As usual we tested the picture quality of the Philips 241P with a Spyder 4 Elite Colorimeter from DataColor, once right out of the box to test its factory calibration, then again after calibrating it.
The gamut results show 100 per cent sRGB coverage and 78 per cent Adobe RGB. Good, but rough figures like this are expected these days of any decent screen.
Brightness results of 266.3 are a bit higher than the 250 cd/m2 figure quoted by Philips. The contrast ratio of 570:1 is a good result, while the white point of 6300k is just off the magic 6500k target.
An uncalibrated Delta E result of 1.33 is very good going on the part of Philips.
Aside from the top left corner where it drops off, the panel uniformity is surprisingly even, with most of the results around 4 per cent.
Equally surprisingly is the gamma, which is bang on 1.8 and 2.0, but deviates slightly with higher settings. Still, not a bad result as few other displays fit these gamma levels exactly.

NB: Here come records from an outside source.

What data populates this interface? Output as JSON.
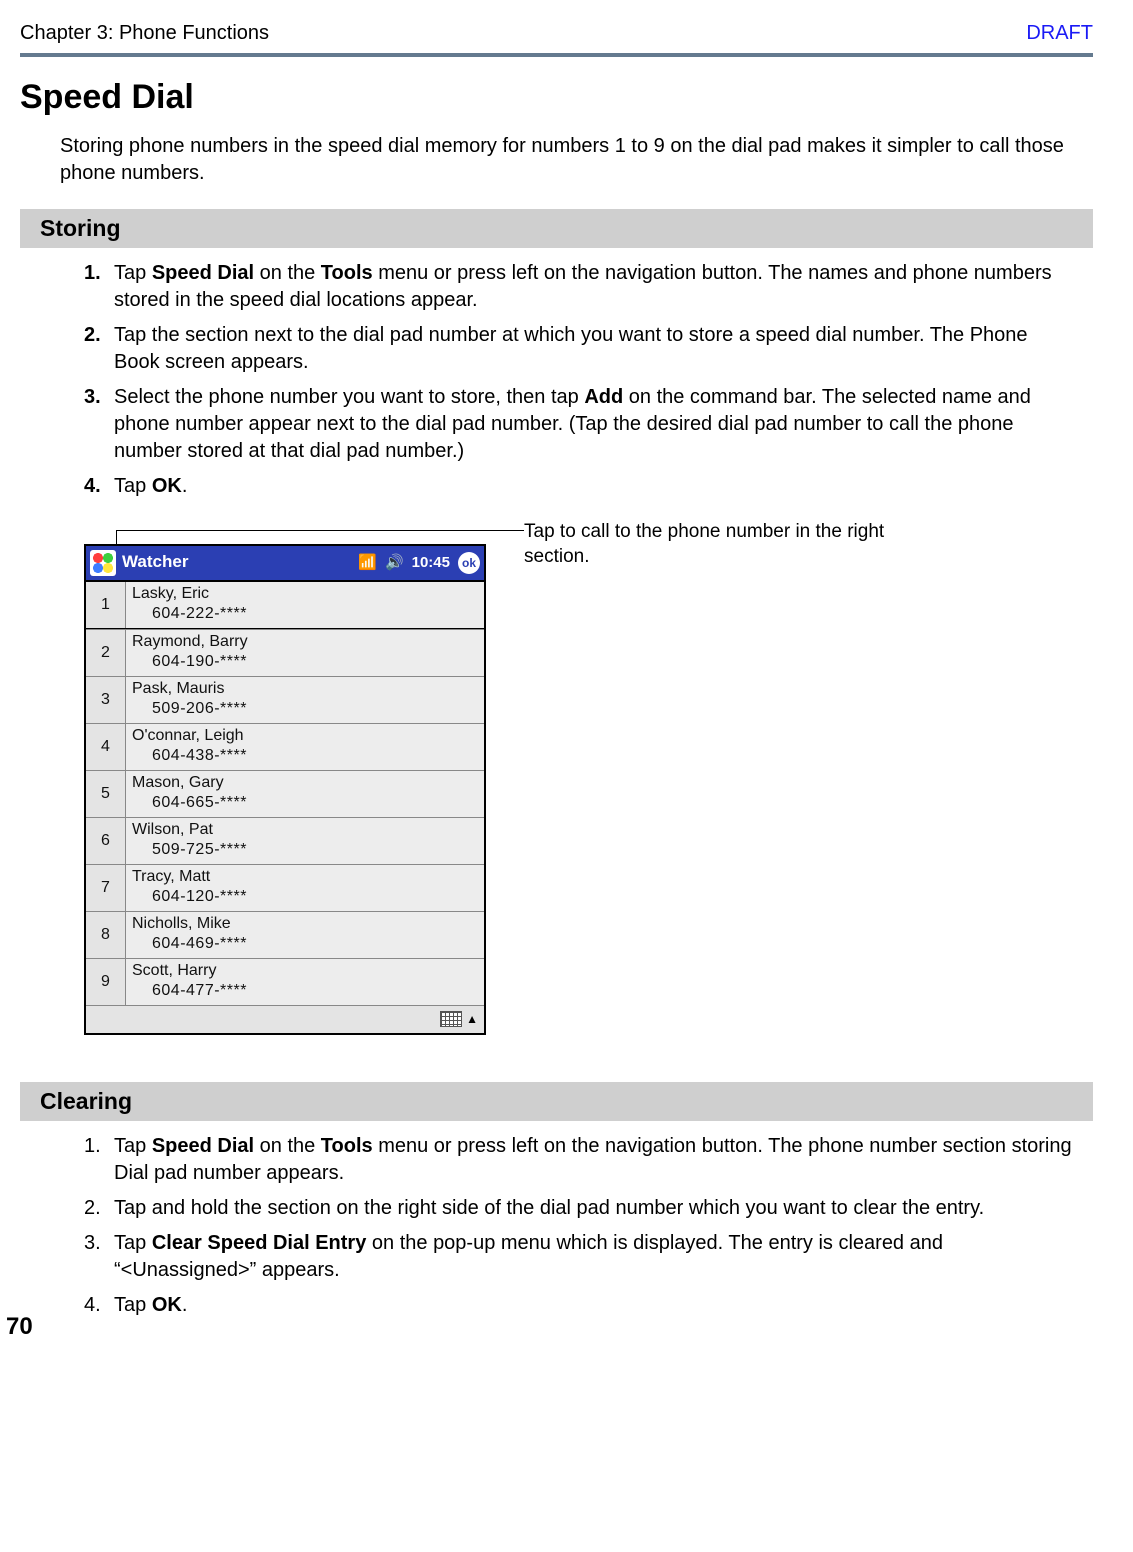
{
  "header": {
    "chapter": "Chapter 3: Phone Functions",
    "draft": "DRAFT"
  },
  "title": "Speed Dial",
  "intro": "Storing phone numbers in the speed dial memory for numbers 1 to 9 on the dial pad makes it simpler to call those phone numbers.",
  "storing": {
    "heading": "Storing",
    "steps": [
      {
        "n": "1.",
        "pre": "Tap ",
        "b1": "Speed Dial",
        "mid": " on the ",
        "b2": "Tools",
        "post": " menu or press left on the navigation button. The names and phone numbers stored in the speed dial locations appear."
      },
      {
        "n": "2.",
        "pre": "Tap the section next to the dial pad number at which you want to store a speed dial number. The Phone Book screen appears."
      },
      {
        "n": "3.",
        "pre": "Select the phone number you want to store, then tap ",
        "b1": "Add",
        "post": " on the command bar. The selected name and phone number appear next to the dial pad number. (Tap the desired dial pad number to call the phone number stored at that dial pad number.)"
      },
      {
        "n": "4.",
        "pre": "Tap ",
        "b1": "OK",
        "post": "."
      }
    ]
  },
  "callout": "Tap to call to the phone number in the right section.",
  "device": {
    "title": "Watcher",
    "time": "10:45",
    "ok": "ok",
    "entries": [
      {
        "num": "1",
        "name": "Lasky, Eric",
        "phone": "604-222-****"
      },
      {
        "num": "2",
        "name": "Raymond, Barry",
        "phone": "604-190-****"
      },
      {
        "num": "3",
        "name": "Pask, Mauris",
        "phone": "509-206-****"
      },
      {
        "num": "4",
        "name": "O'connar, Leigh",
        "phone": "604-438-****"
      },
      {
        "num": "5",
        "name": "Mason, Gary",
        "phone": "604-665-****"
      },
      {
        "num": "6",
        "name": "Wilson, Pat",
        "phone": "509-725-****"
      },
      {
        "num": "7",
        "name": "Tracy, Matt",
        "phone": "604-120-****"
      },
      {
        "num": "8",
        "name": "Nicholls, Mike",
        "phone": "604-469-****"
      },
      {
        "num": "9",
        "name": "Scott, Harry",
        "phone": "604-477-****"
      }
    ]
  },
  "clearing": {
    "heading": "Clearing",
    "steps": [
      {
        "n": "1.",
        "pre": "Tap ",
        "b1": "Speed Dial",
        "mid": " on the ",
        "b2": "Tools",
        "post": " menu or press left on the navigation button. The phone number section storing Dial pad number appears."
      },
      {
        "n": "2.",
        "pre": "Tap and hold the section on the right side of the dial pad number which you want to clear the entry."
      },
      {
        "n": "3.",
        "pre": "Tap ",
        "b1": "Clear Speed Dial Entry",
        "post": " on the pop-up menu which is displayed. The entry is cleared and “<Unassigned>” appears."
      },
      {
        "n": "4.",
        "pre": "Tap ",
        "b1": "OK",
        "post": "."
      }
    ]
  },
  "page": "70"
}
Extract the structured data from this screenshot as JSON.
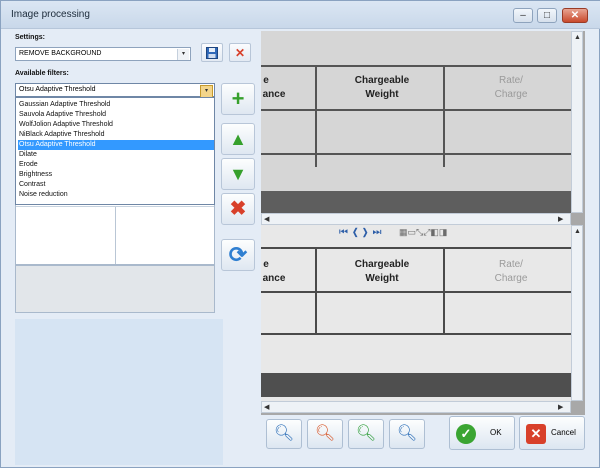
{
  "window": {
    "title": "Image processing",
    "minimize": "–",
    "maximize": "□",
    "close": "✕"
  },
  "settings": {
    "label": "Settings:",
    "value": "REMOVE BACKGROUND",
    "save_icon": "floppy-disk",
    "delete_icon": "x"
  },
  "filters": {
    "label": "Available filters:",
    "selected": "Otsu Adaptive Threshold",
    "options": [
      "Gaussian Adaptive Threshold",
      "Sauvola Adaptive Threshold",
      "WolfJolion Adaptive Threshold",
      "NiBlack Adaptive Threshold",
      "Otsu Adaptive Threshold",
      "Dilate",
      "Erode",
      "Brightness",
      "Contrast",
      "Noise reduction"
    ],
    "highlighted_index": 4
  },
  "side_buttons": {
    "add": "+",
    "up": "▲",
    "down": "▼",
    "remove": "✖",
    "refresh": "⟳"
  },
  "preview": {
    "nav_top": "⏮ ❮ ❯ ⏭",
    "nav_bottom": "⏮ ❮ ❯ ⏭",
    "columns": {
      "left_partial_a": "e",
      "left_partial_b": "ance",
      "chargeable_a": "Chargeable",
      "chargeable_b": "Weight",
      "rate_a": "Rate/",
      "rate_b": "Charge"
    }
  },
  "zoom_buttons": [
    "zoom-fit",
    "zoom-out",
    "zoom-in",
    "zoom-actual"
  ],
  "actions": {
    "ok": "OK",
    "cancel": "Cancel"
  },
  "colors": {
    "accent": "#3399ff",
    "ok_green": "#3aa532",
    "cancel_red": "#d8402a"
  }
}
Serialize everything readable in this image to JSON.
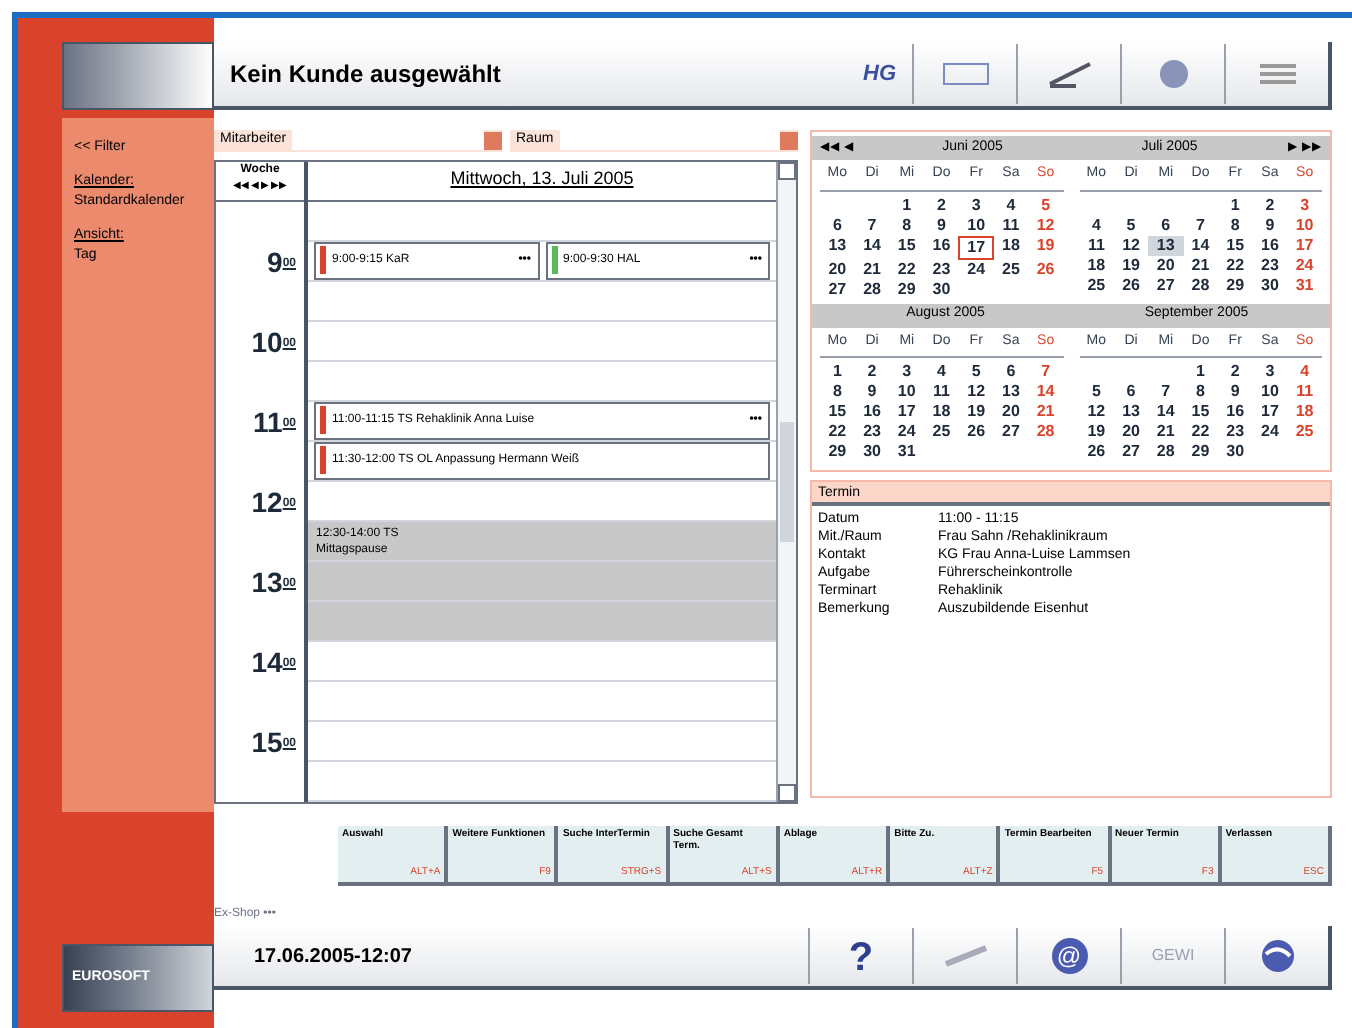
{
  "header": {
    "title": "Kein Kunde ausgewählt",
    "badge": "HG"
  },
  "sidebar": {
    "filter": "<< Filter",
    "items": [
      {
        "label": "Kalender:",
        "value": "Standardkalender"
      },
      {
        "label": "Ansicht:",
        "value": "Tag"
      }
    ]
  },
  "filters": [
    {
      "label": "Mitarbeiter"
    },
    {
      "label": "Raum"
    }
  ],
  "week": {
    "label": "Woche",
    "nav": [
      "◀◀",
      "◀",
      "▶",
      "▶▶"
    ]
  },
  "day_title": "Mittwoch, 13. Juli 2005",
  "slots": [
    {
      "kind": "free"
    },
    {
      "kind": "busy",
      "hour": "9",
      "minutes": "00",
      "entries": [
        {
          "text": "9:00-9:15 KaR",
          "more": "•••",
          "color": "#d9432b"
        },
        {
          "text": "9:00-9:30 HAL",
          "more": "•••",
          "color": "#5cb85c"
        }
      ]
    },
    {
      "kind": "free"
    },
    {
      "kind": "free",
      "hour": "10",
      "minutes": "00"
    },
    {
      "kind": "free"
    },
    {
      "kind": "busy",
      "hour": "11",
      "minutes": "00",
      "entries": [
        {
          "text": "11:00-11:15 TS Rehaklinik Anna Luise",
          "more": "•••",
          "color": "#d9432b"
        }
      ]
    },
    {
      "kind": "busy",
      "entries": [
        {
          "text": "11:30-12:00 TS OL Anpassung Hermann Weiß",
          "color": "#d9432b"
        }
      ]
    },
    {
      "kind": "free",
      "hour": "12",
      "minutes": "00"
    },
    {
      "kind": "busy",
      "entries": [
        {
          "text": "12:30-14:00 TS",
          "note": "Mittagspause",
          "kind": "block"
        }
      ]
    },
    {
      "kind": "continued",
      "hour": "13",
      "minutes": "00"
    },
    {
      "kind": "continued"
    },
    {
      "kind": "free",
      "hour": "14",
      "minutes": "00"
    },
    {
      "kind": "free"
    },
    {
      "kind": "free",
      "hour": "15",
      "minutes": "00"
    },
    {
      "kind": "free"
    }
  ],
  "calendar": {
    "nav_prev": [
      "◀◀",
      "◀"
    ],
    "nav_next": [
      "▶",
      "▶▶"
    ],
    "pairs": [
      {
        "months": [
          {
            "name": "Juni 2005",
            "weekdays": [
              "Mo",
              "Di",
              "Mi",
              "Do",
              "Fr",
              "Sa",
              "So"
            ],
            "weeks": [
              [
                "1",
                "2",
                "3",
                "4",
                "5"
              ],
              [
                "6",
                "7",
                "8",
                "9",
                "10",
                "11",
                "12"
              ],
              [
                "13",
                "14",
                "15",
                "16",
                {
                  "d": "17",
                  "kind": "today"
                },
                "18",
                "19"
              ],
              [
                "20",
                "21",
                "22",
                "23",
                "24",
                "25",
                "26"
              ],
              [
                "27",
                "28",
                "29",
                "30"
              ]
            ]
          },
          {
            "name": "Juli 2005",
            "weekdays": [
              "Mo",
              "Di",
              "Mi",
              "Do",
              "Fr",
              "Sa",
              "So"
            ],
            "weeks": [
              [
                "1",
                "2",
                "3"
              ],
              [
                "4",
                "5",
                "6",
                "7",
                "8",
                "9",
                "10"
              ],
              [
                "11",
                "12",
                {
                  "d": "13",
                  "kind": "selected"
                },
                "14",
                "15",
                "16",
                "17"
              ],
              [
                "18",
                "19",
                "20",
                "21",
                "22",
                "23",
                "24"
              ],
              [
                "25",
                "26",
                "27",
                "28",
                "29",
                "30",
                "31"
              ]
            ]
          }
        ]
      },
      {
        "months": [
          {
            "name": "August 2005",
            "weekdays": [
              "Mo",
              "Di",
              "Mi",
              "Do",
              "Fr",
              "Sa",
              "So"
            ],
            "weeks": [
              [
                "1",
                "2",
                "3",
                "4",
                "5",
                "6",
                "7"
              ],
              [
                "8",
                "9",
                "10",
                "11",
                "12",
                "13",
                "14"
              ],
              [
                "15",
                "16",
                "17",
                "18",
                "19",
                "20",
                "21"
              ],
              [
                "22",
                "23",
                "24",
                "25",
                "26",
                "27",
                "28"
              ],
              [
                "29",
                "30",
                "31"
              ]
            ]
          },
          {
            "name": "September 2005",
            "weekdays": [
              "Mo",
              "Di",
              "Mi",
              "Do",
              "Fr",
              "Sa",
              "So"
            ],
            "weeks": [
              [
                "1",
                "2",
                "3",
                "4"
              ],
              [
                "5",
                "6",
                "7",
                "8",
                "9",
                "10",
                "11"
              ],
              [
                "12",
                "13",
                "14",
                "15",
                "16",
                "17",
                "18"
              ],
              [
                "19",
                "20",
                "21",
                "22",
                "23",
                "24",
                "25"
              ],
              [
                "26",
                "27",
                "28",
                "29",
                "30"
              ]
            ]
          }
        ]
      }
    ]
  },
  "details": {
    "title": "Termin",
    "rows": [
      {
        "label": "Datum",
        "value": "11:00 - 11:15"
      },
      {
        "label": "Mit./Raum",
        "value": "Frau Sahn /Rehaklinikraum"
      },
      {
        "label": "Kontakt",
        "value": "KG Frau Anna-Luise Lammsen"
      },
      {
        "label": "Aufgabe",
        "value": "Führerscheinkontrolle"
      },
      {
        "label": "Terminart",
        "value": "Rehaklinik"
      },
      {
        "label": "Bemerkung",
        "value": "Auszubildende Eisenhut"
      }
    ]
  },
  "function_keys": [
    {
      "label": "Auswahl",
      "key": "ALT+A"
    },
    {
      "label": "Weitere Funktionen",
      "key": "F9"
    },
    {
      "label": "Suche InterTermin",
      "key": "STRG+S"
    },
    {
      "label": "Suche Gesamt Term.",
      "key": "ALT+S"
    },
    {
      "label": "Ablage",
      "key": "ALT+R"
    },
    {
      "label": "Bitte Zu.",
      "key": "ALT+Z"
    },
    {
      "label": "Termin Bearbeiten",
      "key": "F5"
    },
    {
      "label": "Neuer Termin",
      "key": "F3"
    },
    {
      "label": "Verlassen",
      "key": "ESC"
    }
  ],
  "footer": {
    "logo": "EUROSOFT",
    "user": "Ex-Shop •••",
    "timestamp": "17.06.2005-12:07",
    "help": "?",
    "at": "@",
    "code": "GEWI"
  }
}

We then calibrated the 241P and measured the screen again.
The coverage mostly remains the same, save for an imperceptible improvement to the AdobeRGB coverage.
Brightness and contrast levels mostly remain the same.
But the colour accuracy hits a Delta E of 0.9, a very good result.
We were very surprised by the low power consumption of the 227E, but that could be partly attributed to the smaller 22-inch display. With the 241P we measured 21.5 watts on the Windows desktop, which is still a good figure. We expect this is due to lower overall brightness.
As with the 227E, in use, although the measured brightness seems rather low, subjectively, the picture quality is still excellent and doesn’t seem especially dull.